閉経後HR陽性HER2陰性のPIK3CA変異を持つ進行乳癌を対象にPI3K阻害薬alpelisibが欧州で承認

横山勇生=編集委員

 スイスNovartis社は7月29日、PI3Kα阻害薬alpelisibについて、閉経後の女性と男性のホルモン受容体陽性HER2陰性進行乳癌で、内分泌療法を受けて進行したPIK3CA変異陽性患者を対象に、フルベストラントとの併用で欧州委員会から承認を獲得したと発表した。

 alpelisibは2019年5月に同じ適応で米国で承認されている(関連記事)。

 alpelisibの欧州における承認は、世界規模で行われた無作為化二重盲検プラセボ対照フェーズ3試験であるSOLAR-1試験の結果に基づく。
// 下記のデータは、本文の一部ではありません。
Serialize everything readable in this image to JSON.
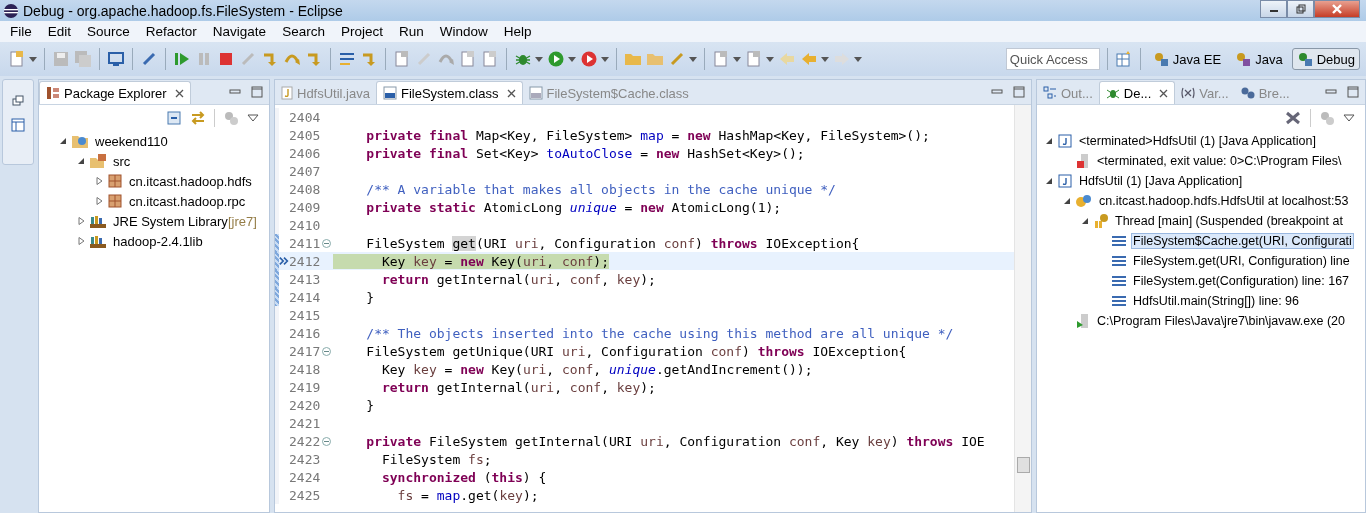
{
  "window": {
    "title": "Debug - org.apache.hadoop.fs.FileSystem - Eclipse"
  },
  "menu": [
    "File",
    "Edit",
    "Source",
    "Refactor",
    "Navigate",
    "Search",
    "Project",
    "Run",
    "Window",
    "Help"
  ],
  "quick_access": {
    "placeholder": "Quick Access"
  },
  "perspectives": [
    {
      "label": "Java EE",
      "selected": false
    },
    {
      "label": "Java",
      "selected": false
    },
    {
      "label": "Debug",
      "selected": true
    }
  ],
  "package_explorer": {
    "title": "Package Explorer",
    "tree": [
      {
        "label": "weekend110",
        "kind": "project",
        "expanded": true,
        "children": [
          {
            "label": "src",
            "kind": "source-folder",
            "expanded": true,
            "children": [
              {
                "label": "cn.itcast.hadoop.hdfs",
                "kind": "package",
                "expanded": false
              },
              {
                "label": "cn.itcast.hadoop.rpc",
                "kind": "package",
                "expanded": false
              }
            ]
          },
          {
            "label": "JRE System Library",
            "decoration": "[jre7]",
            "kind": "library",
            "expanded": false
          },
          {
            "label": "hadoop-2.4.1lib",
            "kind": "library",
            "expanded": false
          }
        ]
      }
    ]
  },
  "editor_tabs": [
    {
      "label": "HdfsUtil.java",
      "kind": "java",
      "selected": false
    },
    {
      "label": "FileSystem.class",
      "kind": "class",
      "selected": true
    },
    {
      "label": "FileSystem$Cache.class",
      "kind": "class",
      "selected": false
    }
  ],
  "code": [
    {
      "num": "2404",
      "current": false,
      "marked": false,
      "foldable": false
    },
    {
      "num": "2405",
      "current": false,
      "marked": false,
      "foldable": false,
      "tokens": [
        {
          "kind": "kw",
          "text": "    private"
        },
        {
          "kind": "kw",
          "text": " final"
        },
        {
          "kind": "plain",
          "text": " Map<Key, FileSystem> "
        },
        {
          "kind": "field",
          "text": "map"
        },
        {
          "kind": "plain",
          "text": " = "
        },
        {
          "kind": "kw",
          "text": "new"
        },
        {
          "kind": "plain",
          "text": " HashMap<Key, FileSystem>();"
        }
      ]
    },
    {
      "num": "2406",
      "current": false,
      "marked": false,
      "foldable": false,
      "tokens": [
        {
          "kind": "kw",
          "text": "    private"
        },
        {
          "kind": "kw",
          "text": " final"
        },
        {
          "kind": "plain",
          "text": " Set<Key> "
        },
        {
          "kind": "field",
          "text": "toAutoClose"
        },
        {
          "kind": "plain",
          "text": " = "
        },
        {
          "kind": "kw",
          "text": "new"
        },
        {
          "kind": "plain",
          "text": " HashSet<Key>();"
        }
      ]
    },
    {
      "num": "2407",
      "current": false,
      "marked": false,
      "foldable": false
    },
    {
      "num": "2408",
      "current": false,
      "marked": false,
      "foldable": false,
      "tokens": [
        {
          "kind": "comment",
          "text": "    /** A variable that makes all objects in the cache unique */"
        }
      ]
    },
    {
      "num": "2409",
      "current": false,
      "marked": false,
      "foldable": false,
      "tokens": [
        {
          "kind": "kw",
          "text": "    private"
        },
        {
          "kind": "kw",
          "text": " static"
        },
        {
          "kind": "plain",
          "text": " AtomicLong "
        },
        {
          "kind": "static",
          "text": "unique"
        },
        {
          "kind": "plain",
          "text": " = "
        },
        {
          "kind": "kw",
          "text": "new"
        },
        {
          "kind": "plain",
          "text": " AtomicLong(1);"
        }
      ]
    },
    {
      "num": "2410",
      "current": false,
      "marked": false,
      "foldable": false
    },
    {
      "num": "2411",
      "current": false,
      "marked": true,
      "foldable": true,
      "tokens": [
        {
          "kind": "plain",
          "text": "    FileSystem "
        },
        {
          "kind": "occurrence",
          "text": "get"
        },
        {
          "kind": "plain",
          "text": "(URI "
        },
        {
          "kind": "var",
          "text": "uri"
        },
        {
          "kind": "plain",
          "text": ", Configuration "
        },
        {
          "kind": "var",
          "text": "conf"
        },
        {
          "kind": "plain",
          "text": ") "
        },
        {
          "kind": "kw",
          "text": "throws"
        },
        {
          "kind": "plain",
          "text": " IOException{"
        }
      ]
    },
    {
      "num": "2412",
      "current": true,
      "marked": true,
      "foldable": false,
      "tokens": [
        {
          "kind": "plain",
          "text": "      Key "
        },
        {
          "kind": "var",
          "text": "key"
        },
        {
          "kind": "plain",
          "text": " = "
        },
        {
          "kind": "kw",
          "text": "new"
        },
        {
          "kind": "plain",
          "text": " Key("
        },
        {
          "kind": "var",
          "text": "uri"
        },
        {
          "kind": "plain",
          "text": ", "
        },
        {
          "kind": "var",
          "text": "conf"
        },
        {
          "kind": "plain",
          "text": ");"
        }
      ]
    },
    {
      "num": "2413",
      "current": false,
      "marked": true,
      "foldable": false,
      "tokens": [
        {
          "kind": "kw",
          "text": "      return"
        },
        {
          "kind": "plain",
          "text": " getInternal("
        },
        {
          "kind": "var",
          "text": "uri"
        },
        {
          "kind": "plain",
          "text": ", "
        },
        {
          "kind": "var",
          "text": "conf"
        },
        {
          "kind": "plain",
          "text": ", "
        },
        {
          "kind": "var",
          "text": "key"
        },
        {
          "kind": "plain",
          "text": ");"
        }
      ]
    },
    {
      "num": "2414",
      "current": false,
      "marked": true,
      "foldable": false,
      "tokens": [
        {
          "kind": "plain",
          "text": "    }"
        }
      ]
    },
    {
      "num": "2415",
      "current": false,
      "marked": false,
      "foldable": false
    },
    {
      "num": "2416",
      "current": false,
      "marked": false,
      "foldable": false,
      "tokens": [
        {
          "kind": "comment",
          "text": "    /** The objects inserted into the cache using this method are all unique */"
        }
      ]
    },
    {
      "num": "2417",
      "current": false,
      "marked": false,
      "foldable": true,
      "tokens": [
        {
          "kind": "plain",
          "text": "    FileSystem getUnique(URI "
        },
        {
          "kind": "var",
          "text": "uri"
        },
        {
          "kind": "plain",
          "text": ", Configuration "
        },
        {
          "kind": "var",
          "text": "conf"
        },
        {
          "kind": "plain",
          "text": ") "
        },
        {
          "kind": "kw",
          "text": "throws"
        },
        {
          "kind": "plain",
          "text": " IOException{"
        }
      ]
    },
    {
      "num": "2418",
      "current": false,
      "marked": false,
      "foldable": false,
      "tokens": [
        {
          "kind": "plain",
          "text": "      Key "
        },
        {
          "kind": "var",
          "text": "key"
        },
        {
          "kind": "plain",
          "text": " = "
        },
        {
          "kind": "kw",
          "text": "new"
        },
        {
          "kind": "plain",
          "text": " Key("
        },
        {
          "kind": "var",
          "text": "uri"
        },
        {
          "kind": "plain",
          "text": ", "
        },
        {
          "kind": "var",
          "text": "conf"
        },
        {
          "kind": "plain",
          "text": ", "
        },
        {
          "kind": "static",
          "text": "unique"
        },
        {
          "kind": "plain",
          "text": ".getAndIncrement());"
        }
      ]
    },
    {
      "num": "2419",
      "current": false,
      "marked": false,
      "foldable": false,
      "tokens": [
        {
          "kind": "kw",
          "text": "      return"
        },
        {
          "kind": "plain",
          "text": " getInternal("
        },
        {
          "kind": "var",
          "text": "uri"
        },
        {
          "kind": "plain",
          "text": ", "
        },
        {
          "kind": "var",
          "text": "conf"
        },
        {
          "kind": "plain",
          "text": ", "
        },
        {
          "kind": "var",
          "text": "key"
        },
        {
          "kind": "plain",
          "text": ");"
        }
      ]
    },
    {
      "num": "2420",
      "current": false,
      "marked": false,
      "foldable": false,
      "tokens": [
        {
          "kind": "plain",
          "text": "    }"
        }
      ]
    },
    {
      "num": "2421",
      "current": false,
      "marked": false,
      "foldable": false
    },
    {
      "num": "2422",
      "current": false,
      "marked": false,
      "foldable": true,
      "tokens": [
        {
          "kind": "kw",
          "text": "    private"
        },
        {
          "kind": "plain",
          "text": " FileSystem getInternal(URI "
        },
        {
          "kind": "var",
          "text": "uri"
        },
        {
          "kind": "plain",
          "text": ", Configuration "
        },
        {
          "kind": "var",
          "text": "conf"
        },
        {
          "kind": "plain",
          "text": ", Key "
        },
        {
          "kind": "var",
          "text": "key"
        },
        {
          "kind": "plain",
          "text": ") "
        },
        {
          "kind": "kw",
          "text": "throws"
        },
        {
          "kind": "plain",
          "text": " IOE"
        }
      ]
    },
    {
      "num": "2423",
      "current": false,
      "marked": false,
      "foldable": false,
      "tokens": [
        {
          "kind": "plain",
          "text": "      FileSystem "
        },
        {
          "kind": "var",
          "text": "fs"
        },
        {
          "kind": "plain",
          "text": ";"
        }
      ]
    },
    {
      "num": "2424",
      "current": false,
      "marked": false,
      "foldable": false,
      "tokens": [
        {
          "kind": "kw",
          "text": "      synchronized"
        },
        {
          "kind": "plain",
          "text": " ("
        },
        {
          "kind": "kw",
          "text": "this"
        },
        {
          "kind": "plain",
          "text": ") {"
        }
      ]
    },
    {
      "num": "2425",
      "current": false,
      "marked": false,
      "foldable": false,
      "tokens": [
        {
          "kind": "var",
          "text": "        fs"
        },
        {
          "kind": "plain",
          "text": " = "
        },
        {
          "kind": "field",
          "text": "map"
        },
        {
          "kind": "plain",
          "text": ".get("
        },
        {
          "kind": "var",
          "text": "key"
        },
        {
          "kind": "plain",
          "text": ");"
        }
      ]
    }
  ],
  "right_tabs": [
    {
      "label": "Out...",
      "kind": "outline",
      "selected": false
    },
    {
      "label": "De...",
      "kind": "debug",
      "selected": true
    },
    {
      "label": "Var...",
      "kind": "variables",
      "selected": false
    },
    {
      "label": "Bre...",
      "kind": "breakpoints",
      "selected": false
    }
  ],
  "debug_tree": [
    {
      "label": "<terminated>HdfsUtil (1) [Java Application]",
      "kind": "launch",
      "expanded": true,
      "selected": false,
      "children": [
        {
          "label": "<terminated, exit value: 0>C:\\Program Files\\",
          "kind": "terminated-process",
          "selected": false
        }
      ]
    },
    {
      "label": "HdfsUtil (1) [Java Application]",
      "kind": "launch",
      "expanded": true,
      "selected": false,
      "children": [
        {
          "label": "cn.itcast.hadoop.hdfs.HdfsUtil at localhost:53",
          "kind": "target",
          "expanded": true,
          "selected": false,
          "children": [
            {
              "label": "Thread [main] (Suspended (breakpoint at",
              "kind": "thread",
              "expanded": true,
              "selected": false,
              "children": [
                {
                  "label": "FileSystem$Cache.get(URI, Configurati",
                  "kind": "frame",
                  "selected": true
                },
                {
                  "label": "FileSystem.get(URI, Configuration) line",
                  "kind": "frame",
                  "selected": false
                },
                {
                  "label": "FileSystem.get(Configuration) line: 167",
                  "kind": "frame",
                  "selected": false
                },
                {
                  "label": "HdfsUtil.main(String[]) line: 96",
                  "kind": "frame",
                  "selected": false
                }
              ]
            }
          ]
        },
        {
          "label": "C:\\Program Files\\Java\\jre7\\bin\\javaw.exe (20",
          "kind": "process",
          "selected": false
        }
      ]
    }
  ]
}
AI投与(CDK4/6阻害薬を併用または非併用)後のHR陽性HR2陰性閉経後または男性の進行乳癌でECOG PSが1以下の患者を対象に行われ、PIK3CA変異があった患者の解析で、alpelisibとフルベストラントの併用投与群の無増悪生存期間(PFS)中央値が11.0カ月、プラセボとフルベストラント投与群のPFS中央値が5.7カ月、ハザード比0.65(95%信頼区間:0.50-0.85)、p=0.00065で有意にalpelisibとフルベストラントの併用投与群が長かったことが報告されている(関連記事)。

 ただし、SOLAR-1試験の日本人サブグループの解析で、半数以上の患者が皮疹などの副作用で投薬中止となっていることを受けて、日本においては追加で臨床試験を行う方向であることが明らかとなっている(関連記事)。